Global Ride Sharing Market Stringent vehicle emission regulations implemented by government authorities across the globe are increasing the adoption of shared mobility solutions for routine commute.

Published Date: 16/05/2021

The global ride sharing market is projected to grow at a CAGR of 19.87% from 2020 to 2027, to reach a market size of USD 218.0 billion by 2027 from USD 61.3 billion in 2020. Stringent vehicle emission regulations implemented by government authorities across the globe are increasing the adoption of shared mobility solutions for routine commute.

Growing safety concerns related to the usage of public transport facilities among commuters are supporting the amplifying market trend of ride sharing services. Overcrowded public transport facilities including subways and buses cause high level of discomfort while travelling. These facilities also pose a risk of spreading of infections and viral diseases. Increasing demand for comfortable intercity transport is driving the market growth.

Significant increase in ownership of private cars coupled with insufficient network of roads in populated cities has led to a rapid increase in traffic congestion. According to the industry update by the Federal Highway Administration, congestion on roads takes up more than 37% of the travel time of daily commuters in the U.S. High traffic congestion in cities has increased the overall travel time by an average of 3.5 hours in the last 20 years. Shifting preference toward reducing the daily travel time is fueling the market for ride sharing services.

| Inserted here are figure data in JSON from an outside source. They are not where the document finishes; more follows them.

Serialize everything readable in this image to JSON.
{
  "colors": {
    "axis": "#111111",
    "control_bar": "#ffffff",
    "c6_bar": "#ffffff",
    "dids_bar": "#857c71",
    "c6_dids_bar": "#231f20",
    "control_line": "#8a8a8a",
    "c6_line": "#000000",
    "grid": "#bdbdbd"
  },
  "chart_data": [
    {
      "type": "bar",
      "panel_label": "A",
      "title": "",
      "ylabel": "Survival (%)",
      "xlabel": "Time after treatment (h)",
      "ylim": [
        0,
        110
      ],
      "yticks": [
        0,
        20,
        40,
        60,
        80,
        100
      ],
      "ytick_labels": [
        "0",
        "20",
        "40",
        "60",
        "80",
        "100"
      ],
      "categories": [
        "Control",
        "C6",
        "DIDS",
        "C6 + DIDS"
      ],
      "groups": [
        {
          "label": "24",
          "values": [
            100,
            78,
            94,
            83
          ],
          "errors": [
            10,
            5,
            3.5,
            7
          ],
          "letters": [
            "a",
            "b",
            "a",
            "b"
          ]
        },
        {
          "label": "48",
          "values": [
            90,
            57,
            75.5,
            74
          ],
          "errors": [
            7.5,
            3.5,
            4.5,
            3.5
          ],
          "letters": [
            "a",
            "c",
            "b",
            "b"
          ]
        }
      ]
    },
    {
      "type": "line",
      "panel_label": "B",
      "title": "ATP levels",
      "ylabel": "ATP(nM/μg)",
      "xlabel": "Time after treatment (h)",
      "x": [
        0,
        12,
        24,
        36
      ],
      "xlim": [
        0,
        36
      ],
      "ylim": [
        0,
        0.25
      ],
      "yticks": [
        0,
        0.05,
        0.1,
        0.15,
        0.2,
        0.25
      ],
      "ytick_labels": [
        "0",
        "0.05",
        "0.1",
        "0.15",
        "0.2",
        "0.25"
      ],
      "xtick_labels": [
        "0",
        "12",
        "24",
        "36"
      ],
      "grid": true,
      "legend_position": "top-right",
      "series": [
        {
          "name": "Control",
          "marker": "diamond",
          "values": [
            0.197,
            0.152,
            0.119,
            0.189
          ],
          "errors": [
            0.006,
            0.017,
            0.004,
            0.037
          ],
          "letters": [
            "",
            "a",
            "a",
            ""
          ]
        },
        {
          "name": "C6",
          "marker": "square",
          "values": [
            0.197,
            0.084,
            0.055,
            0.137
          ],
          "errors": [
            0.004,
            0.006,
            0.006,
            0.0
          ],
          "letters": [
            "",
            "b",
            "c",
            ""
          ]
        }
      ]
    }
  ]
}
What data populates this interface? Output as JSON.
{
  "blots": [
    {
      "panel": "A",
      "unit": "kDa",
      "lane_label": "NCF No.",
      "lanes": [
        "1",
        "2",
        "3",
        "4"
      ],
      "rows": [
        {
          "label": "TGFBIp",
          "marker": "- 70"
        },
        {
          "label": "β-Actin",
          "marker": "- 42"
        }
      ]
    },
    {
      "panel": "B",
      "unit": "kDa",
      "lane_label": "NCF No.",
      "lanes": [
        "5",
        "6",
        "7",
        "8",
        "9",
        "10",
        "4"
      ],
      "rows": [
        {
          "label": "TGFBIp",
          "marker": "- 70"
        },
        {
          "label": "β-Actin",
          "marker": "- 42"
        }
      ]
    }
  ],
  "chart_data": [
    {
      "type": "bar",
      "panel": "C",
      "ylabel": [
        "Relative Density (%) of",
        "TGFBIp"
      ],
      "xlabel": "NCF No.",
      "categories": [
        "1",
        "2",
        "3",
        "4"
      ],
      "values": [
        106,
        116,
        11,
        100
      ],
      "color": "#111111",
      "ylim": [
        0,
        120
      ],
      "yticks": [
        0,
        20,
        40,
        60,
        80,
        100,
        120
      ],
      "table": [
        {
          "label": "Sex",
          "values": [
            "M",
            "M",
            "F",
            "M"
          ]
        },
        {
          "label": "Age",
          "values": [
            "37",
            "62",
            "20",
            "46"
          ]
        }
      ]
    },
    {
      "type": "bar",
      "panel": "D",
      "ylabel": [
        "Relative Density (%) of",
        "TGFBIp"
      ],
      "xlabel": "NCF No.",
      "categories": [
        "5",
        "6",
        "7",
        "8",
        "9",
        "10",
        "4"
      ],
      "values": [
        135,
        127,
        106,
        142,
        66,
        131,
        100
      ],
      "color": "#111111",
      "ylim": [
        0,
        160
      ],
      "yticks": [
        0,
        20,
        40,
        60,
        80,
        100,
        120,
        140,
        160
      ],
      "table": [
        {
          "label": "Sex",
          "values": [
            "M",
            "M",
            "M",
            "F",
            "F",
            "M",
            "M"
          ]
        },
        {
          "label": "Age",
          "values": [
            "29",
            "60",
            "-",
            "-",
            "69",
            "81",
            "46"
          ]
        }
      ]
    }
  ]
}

The major factor hampering the market expansion is the limited availability of technology and supportive infrastructure. The unavailability of convenient parking spots and pick-up & drop locations for cars in densely populated cities is challenging the wide acceptance of carpooling services. One of the major barriers of entry for new market players is the high investment required to develop a supportive technological support for ride sharing services in terms of mobile applications and location tracking.

The rapidly spreading COVID-19 pandemic is adversely impacting the ride sharing market demand. Social distancing norms and regulations implemented by government and healthcare authorities encourage citizens to maintain a two-meter distance from other persons for safety. This has restricted the usage of ride sharing services for daily commute.

Users prefer to travel in their own vehicles due to health and safety concerns, hampering the market size in 2020. The impact of this industry challenge is expected to reduce owing to the increasing sanitization and safety measures undertaken by ride sharing companies.

The increasing number of ride sharing services such as Uber, Ola, and Lyft has disrupted the market for traditional taxi operators. Many people have lost jobs and revenue that was generated from traditional businesses. Traditional taxi operators have formed cartels to protest against app-based ride sharing service providers in many places

The prominent players in the global Ride Sharing Industry include Uber Technologies Inc. (U.S.), Lyft, Inc. (U.S.), Didi Chuxing Technology Co. (China), Gett (Israel), ANI Technologies Pvt. Ltd. (India), GrabTaxi Holdings Pte. Ltd. (Singapore), Taxify (Estonia), Careem (UAE), Cabify (Spain) and car2go (Germany).

Geographically, the global ride sharing market has been segmented into four major regions namely North America, Europe, Asia-Pacific, and the Rest of the World. North America is estimated to account for a significant market share in the global ridesharing market. The market in this region, dominated by the U.S., is highly consolidated with ride hailing giants such as Uber and Lyft together accounting for the majority of the market share. Agreements between corporations and ride sharing companies to reduce traffic congestion and control pollution from vehicle emissions have been major driving factors of the market in this region.